Guiné > Região de Bafatá > Contuboel > 1969 > CART 2479 / CART 11 (1969/70) > O Valdemar Queiroz a ver os cartazes, espetados numa árvore, do filme da semana : Riffi em Paris, película francesa, de 1966, dirigida por Denys de La Patellière e com Jean Gabin no principal papel... Filme de gângsters, popular na época... Chegava à Guiné três anos depois...Melhor do que nada... Hoje os guineenses não têm uma única sala de cinema..
Uma ternura (e uma preciosidade), esta foto!... A "fábrica de sonhos", ambulante, era a da nhô Manel Djoquim. Com ele, a "sétima arte" chegava a sítios recônditos de África...
Fotos (e legendas): © Valdemar Queiroz (2014). Todos os direitos reservados. [Edição e legendagem complementar: Blogue Luís Graça & Camaradas da Guiné]
1. Notas de leitura:
Lucinda Aranha - O homem do cinema: a la Manel Djoquim i na bim.
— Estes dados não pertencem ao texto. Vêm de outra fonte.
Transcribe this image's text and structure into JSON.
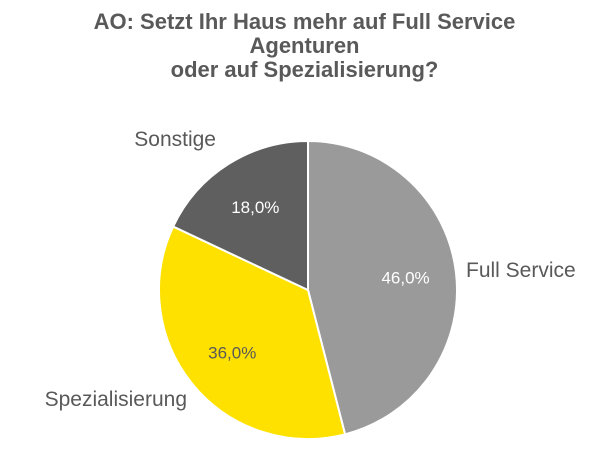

Alcochete: Alfarroba, 2018, 165 pp.
Prometi a mim mesmo, e à autora, fazer uma nota de leitura, mais detalhada e pessoal, deste livrinho que só agora, ao longo do verão passado, fui lendo e anotando, de lápis na mão, como eu (ainda) gosto de ler os livros, em papel.
Devo, de resto, à autora, minha vizinha e nossa grã-tabanqueira, uma palavra de apreço e agradecimenhto pela oferta do livro com a seguinte dedicatória:
Cortesia de: Lucinda Aranha Antunes - Andanças na Escrita |
Este agradecimento ela tornou-no também público na sua página do Facebook, Lucinda Aranha Antunes - Andanças na Escrita, 28 de maio de 2019:
"Agradeço à Tabanca Grande e ao blogue luisgracaecamaradasdaguine o apoio que me deram nas fases de investigação e divulgação do meu novo livro."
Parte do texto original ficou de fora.